The Scottish Diploma of Achievement
The Scottish Diploma of Achievement (SDA) would be awarded on completion of all three aspects: subject studies; learning in context and personal pathway.
It is intended that the SDA will serve a range of purposes providing:
- a record of every learner’s progression and achievements
- an evidence base from which they can draw on, post-school and college education
- a profile that they can carry with them into the next phase of their lives, adding to it as they build new skills and have further achievements they wish to be recognised
Evidence would be gathered in a digital profile which the learner would have ownership of. Information within the profile would be jointly created by the learner, their educational setting and the national qualifications body.
Question 5a) - what are your views on the idea of a Scottish Diploma of Achievement for all learners in Scotland?
Question 5b) - if you support this idea, what actions should be taken to make this approach work in practice? What alternative would you propose that would be consistent with the vision and principles identified in phase one of the review?
Question 6 - what changes to existing practice, if any, would you recommend to support the development of a new qualifications and assessment system?
Parity of esteem
We have heard a great deal of commentary on the importance of ensuring there is parity of esteem between what are known as academic and professional and technical subjects or programmes of study. Language is an important element of this narrative. Terms such as “other qualifications and awards”, “wider achievement” and even the term “vocational” suggest (to some) that these are somehow ‘other’ or are for those who are unlikely to achieve well at NQ and this can play a part in undermining their value. Within the proposed model we would expect that all qualifications at the same SCQF Level would be subject to the same descriptor without distinguishing the type and believe this would be a positive step in acknowledging the value of all forms of learning undertaken as part of the senior phase and beyond.

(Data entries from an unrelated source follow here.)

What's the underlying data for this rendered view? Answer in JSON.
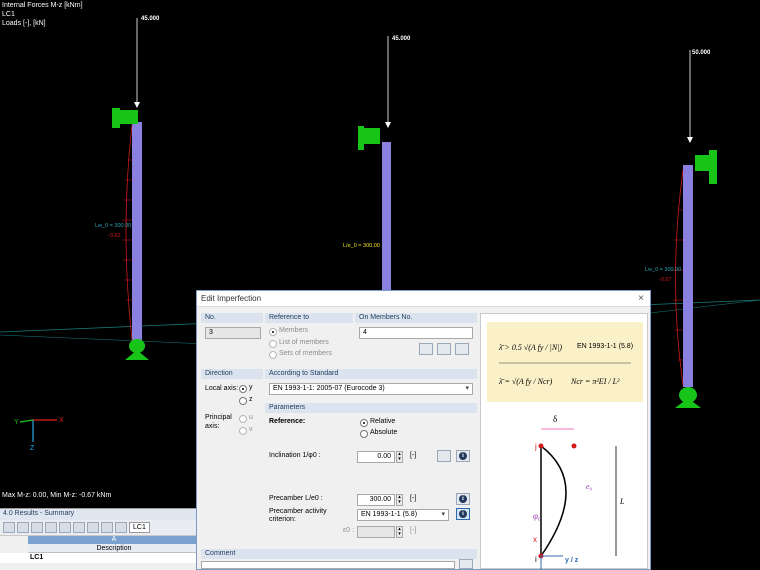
{
  "viewport": {
    "overlay_lines": [
      "Internal Forces M-z [kNm]",
      "LC1",
      "Loads [-], [kN]"
    ],
    "summary": "Max M-z: 0.00, Min M-z: -0.67 kNm",
    "loads": [
      "45.000",
      "45.000",
      "50.000"
    ],
    "imperfection_labels": [
      "Lw_0 = 300.00",
      "L/e_0 = 300.00",
      "Lw_0 = 300.00"
    ],
    "moment_values": [
      "-0.62",
      "-0.67"
    ],
    "axes": {
      "x": "X",
      "y": "Y",
      "z": "Z"
    }
  },
  "results": {
    "title": "4.0 Results - Summary",
    "lc": "LC1",
    "col_a": "A",
    "col_desc": "Description",
    "row": "LC1"
  },
  "dialog": {
    "title": "Edit Imperfection",
    "close": "×",
    "no": {
      "header": "No.",
      "value": "3"
    },
    "reference_to": {
      "header": "Reference to",
      "options": [
        "Members",
        "List of members",
        "Sets of members"
      ]
    },
    "on_members": {
      "header": "On Members No.",
      "value": "4"
    },
    "direction": {
      "header": "Direction",
      "local_axis": "Local axis:",
      "y": "y",
      "z": "z",
      "principal_axis": "Principal axis:",
      "u": "u",
      "v": "v"
    },
    "standard": {
      "header": "According to Standard",
      "value": "EN 1993-1-1: 2005-07  (Eurocode 3)"
    },
    "parameters": {
      "header": "Parameters",
      "reference_label": "Reference:",
      "relative": "Relative",
      "absolute": "Absolute",
      "inclination_label": "Inclination 1/φ0 :",
      "inclination_value": "0.00",
      "inclination_unit": "[-]",
      "precamber_label": "Precamber L/e0 :",
      "precamber_value": "300.00",
      "precamber_unit": "[-]",
      "activity_label": "Precamber activity criterion:",
      "activity_value": "EN 1993-1-1 (5.8)",
      "e0_label": "ε0 :",
      "e0_unit": "[-]"
    },
    "comment_header": "Comment",
    "formula": {
      "f1_text": "EN 1993-1-1 (5.8)"
    }
  },
  "colors": {
    "column": "#8a80e0",
    "support": "#19c419",
    "moment": "#d11a1a",
    "accent": "#2f68b0"
  }
}
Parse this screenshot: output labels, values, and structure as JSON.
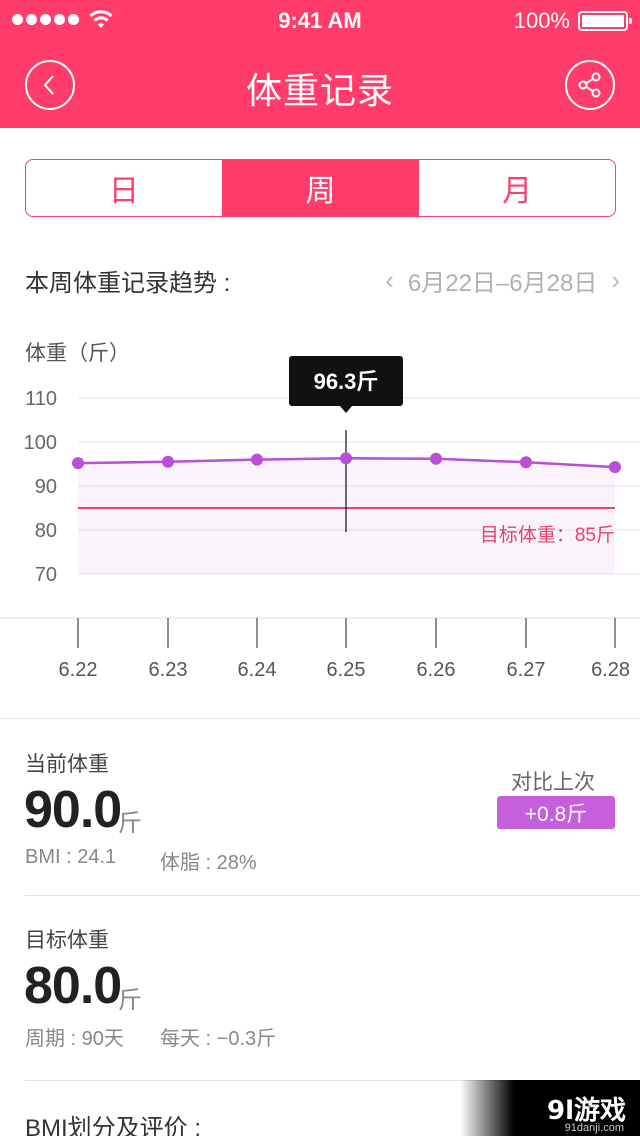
{
  "status_bar": {
    "time": "9:41 AM",
    "battery": "100%"
  },
  "header": {
    "title": "体重记录",
    "back_icon": "chevron-left-icon",
    "share_icon": "share-icon",
    "color": "#ff3c6a"
  },
  "tabs": [
    {
      "label": "日",
      "active": false
    },
    {
      "label": "周",
      "active": true
    },
    {
      "label": "月",
      "active": false
    }
  ],
  "trend": {
    "title": "本周体重记录趋势 :",
    "prev": "‹",
    "date_range": "6月22日–6月28日",
    "next": "›"
  },
  "chart_data": {
    "type": "line",
    "ylabel": "体重（斤）",
    "ylim": [
      70,
      110
    ],
    "yticks": [
      "110",
      "100",
      "90",
      "80",
      "70"
    ],
    "categories": [
      "6.22",
      "6.23",
      "6.24",
      "6.25",
      "6.26",
      "6.27",
      "6.28"
    ],
    "series": [
      {
        "values": [
          95.2,
          95.5,
          96.0,
          96.3,
          96.2,
          95.4,
          94.3
        ],
        "color": "#b84fd4"
      }
    ],
    "target": {
      "value": 85,
      "label": "目标体重：85斤",
      "color": "#e8416c"
    },
    "tooltip": {
      "index": 3,
      "text": "96.3斤"
    },
    "grid": true
  },
  "current": {
    "label": "当前体重",
    "value": "90.0",
    "unit": "斤",
    "bmi": "BMI : 24.1",
    "fat": "体脂 : 28%",
    "compare_label": "对比上次",
    "compare_value": "+0.8斤"
  },
  "goal": {
    "label": "目标体重",
    "value": "80.0",
    "unit": "斤",
    "period": "周期 : 90天",
    "daily": "每天 : −0.3斤"
  },
  "bmi_section": {
    "title": "BMI划分及评价 :"
  },
  "watermark": {
    "text": "9l游戏",
    "sub": "91danji.com"
  }
}
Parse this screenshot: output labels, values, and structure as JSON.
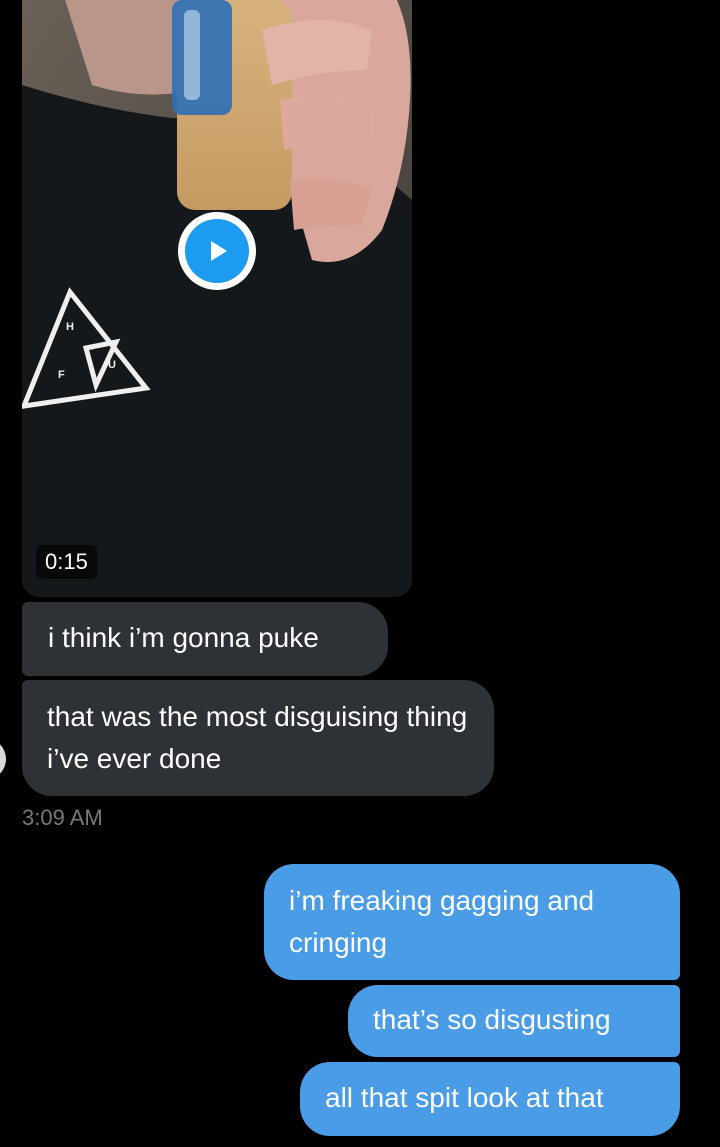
{
  "conversation": {
    "video": {
      "duration": "0:15",
      "play_icon": "play-icon",
      "shirt_logo_letters": [
        "H",
        "F",
        "U"
      ]
    },
    "received": [
      {
        "text": "i think i’m gonna puke"
      },
      {
        "text": "that was the most disguising thing i’ve ever done"
      }
    ],
    "timestamp": "3:09 AM",
    "sent": [
      {
        "text": "i’m freaking gagging and cringing"
      },
      {
        "text": "that’s so disgusting"
      },
      {
        "text": "all that spit look at that"
      }
    ]
  },
  "colors": {
    "background": "#000000",
    "received_bubble": "#2e3236",
    "sent_bubble": "#4a9ce6",
    "play_accent": "#1d9bf0",
    "timestamp": "#74787d"
  }
}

Question 7 – to promote parity of esteem across all qualifications, academic or technical and professional, should all qualifications at a particular SCQF level have the same name?
Question 8 – do you have any additional comments about the proposed approach to qualifications and assessment set out in this paper?

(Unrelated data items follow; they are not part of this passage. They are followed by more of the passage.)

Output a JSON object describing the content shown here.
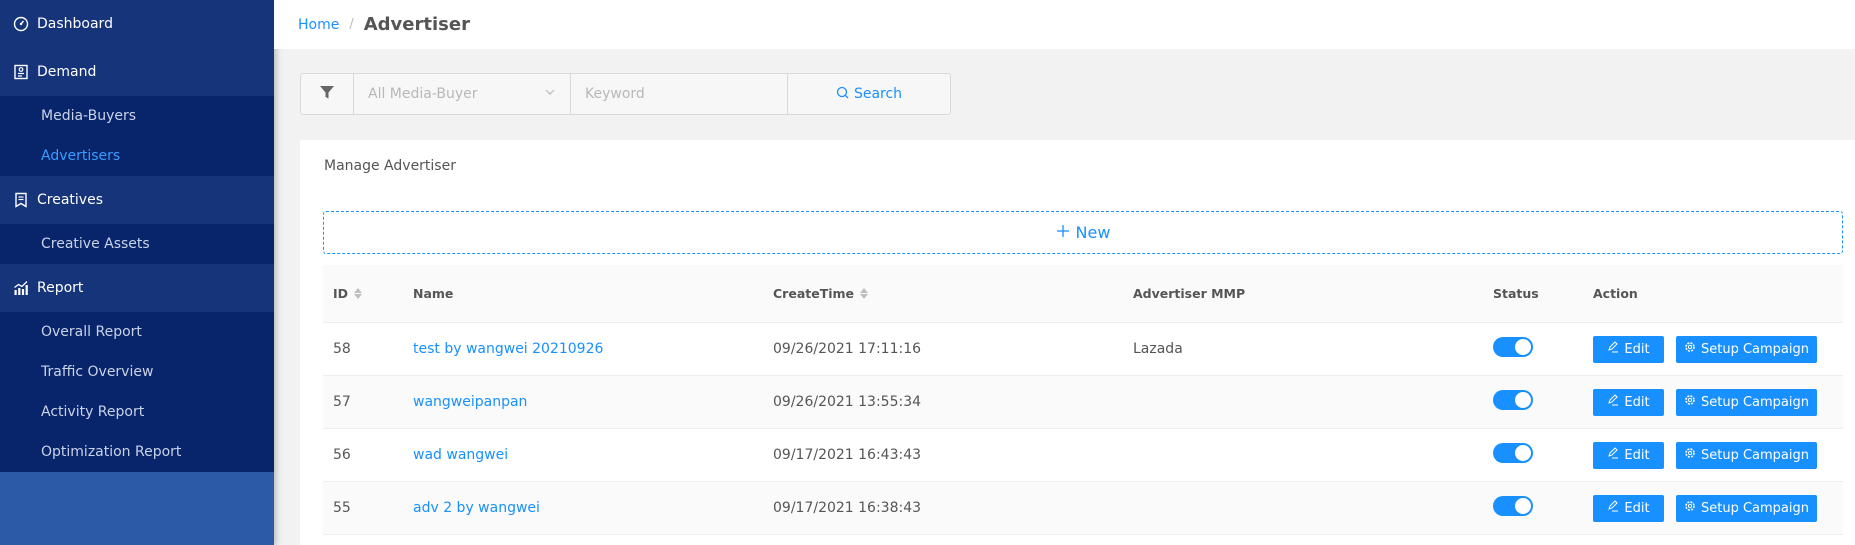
{
  "sidebar": {
    "groups": [
      {
        "label": "Dashboard",
        "icon": "dashboard-icon",
        "items": []
      },
      {
        "label": "Demand",
        "icon": "demand-icon",
        "items": [
          {
            "label": "Media-Buyers",
            "active": false
          },
          {
            "label": "Advertisers",
            "active": true
          }
        ]
      },
      {
        "label": "Creatives",
        "icon": "bookmark-icon",
        "items": [
          {
            "label": "Creative Assets",
            "active": false
          }
        ]
      },
      {
        "label": "Report",
        "icon": "chart-icon",
        "items": [
          {
            "label": "Overall Report",
            "active": false
          },
          {
            "label": "Traffic Overview",
            "active": false
          },
          {
            "label": "Activity Report",
            "active": false
          },
          {
            "label": "Optimization Report",
            "active": false
          }
        ]
      }
    ]
  },
  "breadcrumb": {
    "home": "Home",
    "separator": "/",
    "current": "Advertiser"
  },
  "filter": {
    "media_buyer_placeholder": "All Media-Buyer",
    "keyword_placeholder": "Keyword",
    "keyword_value": "",
    "search_label": "Search"
  },
  "card": {
    "title": "Manage Advertiser",
    "new_label": "New"
  },
  "table": {
    "columns": {
      "id": "ID",
      "name": "Name",
      "create_time": "CreateTime",
      "mmp": "Advertiser MMP",
      "status": "Status",
      "action": "Action"
    },
    "edit_label": "Edit",
    "setup_label": "Setup Campaign",
    "rows": [
      {
        "id": "58",
        "name": "test by wangwei 20210926",
        "create_time": "09/26/2021 17:11:16",
        "mmp": "Lazada",
        "status": true
      },
      {
        "id": "57",
        "name": "wangweipanpan",
        "create_time": "09/26/2021 13:55:34",
        "mmp": "",
        "status": true
      },
      {
        "id": "56",
        "name": "wad wangwei",
        "create_time": "09/17/2021 16:43:43",
        "mmp": "",
        "status": true
      },
      {
        "id": "55",
        "name": "adv 2 by wangwei",
        "create_time": "09/17/2021 16:38:43",
        "mmp": "",
        "status": true
      }
    ]
  },
  "colors": {
    "accent": "#1890ff",
    "sidebar_group": "#16347a",
    "sidebar_sub": "#08246a",
    "sidebar_bg": "#2d5aa6"
  }
}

Question 9 - given we are now in the final phase of the review we would be interested to receive any feedback on our approach to this important exercise
Thank you for taking part in this final phase of the consultation for the Independent Review of Qualifications and Assessment.
Draft Vision and Principles
An inclusive and highly regarded qualifications and assessment system that inspires learning, values the diverse achievements of every learner in Scotland and supports all learners into the next phase of their lives, socially, culturally and economically.

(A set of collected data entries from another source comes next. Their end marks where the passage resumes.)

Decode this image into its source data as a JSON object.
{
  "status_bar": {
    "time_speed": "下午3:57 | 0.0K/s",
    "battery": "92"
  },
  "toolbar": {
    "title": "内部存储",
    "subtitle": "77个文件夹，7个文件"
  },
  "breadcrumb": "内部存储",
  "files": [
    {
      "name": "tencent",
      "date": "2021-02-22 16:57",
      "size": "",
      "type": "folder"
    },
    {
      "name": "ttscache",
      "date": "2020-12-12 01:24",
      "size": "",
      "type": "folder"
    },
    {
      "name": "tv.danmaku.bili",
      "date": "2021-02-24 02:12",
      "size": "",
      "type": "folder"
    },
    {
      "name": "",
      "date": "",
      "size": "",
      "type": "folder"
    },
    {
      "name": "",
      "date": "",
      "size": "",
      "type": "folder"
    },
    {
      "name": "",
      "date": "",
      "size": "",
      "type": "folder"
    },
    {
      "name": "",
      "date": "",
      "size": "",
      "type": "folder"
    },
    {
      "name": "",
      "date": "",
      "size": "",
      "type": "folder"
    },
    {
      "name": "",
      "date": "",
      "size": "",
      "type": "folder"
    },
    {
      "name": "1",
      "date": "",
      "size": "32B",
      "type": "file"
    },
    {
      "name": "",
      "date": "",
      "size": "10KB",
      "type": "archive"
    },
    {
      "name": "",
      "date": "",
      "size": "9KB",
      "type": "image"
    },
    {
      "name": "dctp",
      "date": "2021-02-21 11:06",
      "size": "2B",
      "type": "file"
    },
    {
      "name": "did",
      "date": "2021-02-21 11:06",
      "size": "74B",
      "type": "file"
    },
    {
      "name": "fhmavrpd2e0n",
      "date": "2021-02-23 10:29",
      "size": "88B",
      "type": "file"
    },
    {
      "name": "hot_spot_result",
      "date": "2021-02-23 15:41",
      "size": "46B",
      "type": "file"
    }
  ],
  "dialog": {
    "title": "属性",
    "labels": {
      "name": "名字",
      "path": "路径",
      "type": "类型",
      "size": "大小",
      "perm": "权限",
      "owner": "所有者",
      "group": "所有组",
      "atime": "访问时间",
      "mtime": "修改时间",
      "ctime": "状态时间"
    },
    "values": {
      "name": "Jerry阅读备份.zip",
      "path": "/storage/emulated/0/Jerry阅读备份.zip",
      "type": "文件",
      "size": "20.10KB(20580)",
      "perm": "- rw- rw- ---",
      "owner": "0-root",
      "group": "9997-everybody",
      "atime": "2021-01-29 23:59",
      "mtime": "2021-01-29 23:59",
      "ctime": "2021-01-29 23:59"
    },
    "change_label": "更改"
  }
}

Scotland’s qualifications and assessment system should:
- recognise, value and promote the achievements of every learner
- reflect the Scottish curriculum whilst being responsive to the changing needs of individual learners and of society, creating a positive and sustainable future for learners, their communities and the wider world
- develop and maintain an appropriate range of approaches to assessment including through digital mechanisms
- be clear, coherent, credible and easily understood as part of a lifelong learning journey
- be adaptable and subject to regular review using the Vision and Principles as a touchstone against which change can be tested
- ensure that all groups with a stake are involved in future decisions relating to design, implementation and practice. (This should include learners, parents/carers, teachers/lecturers, national bodies, colleges, universities, employers and the voluntary sector.)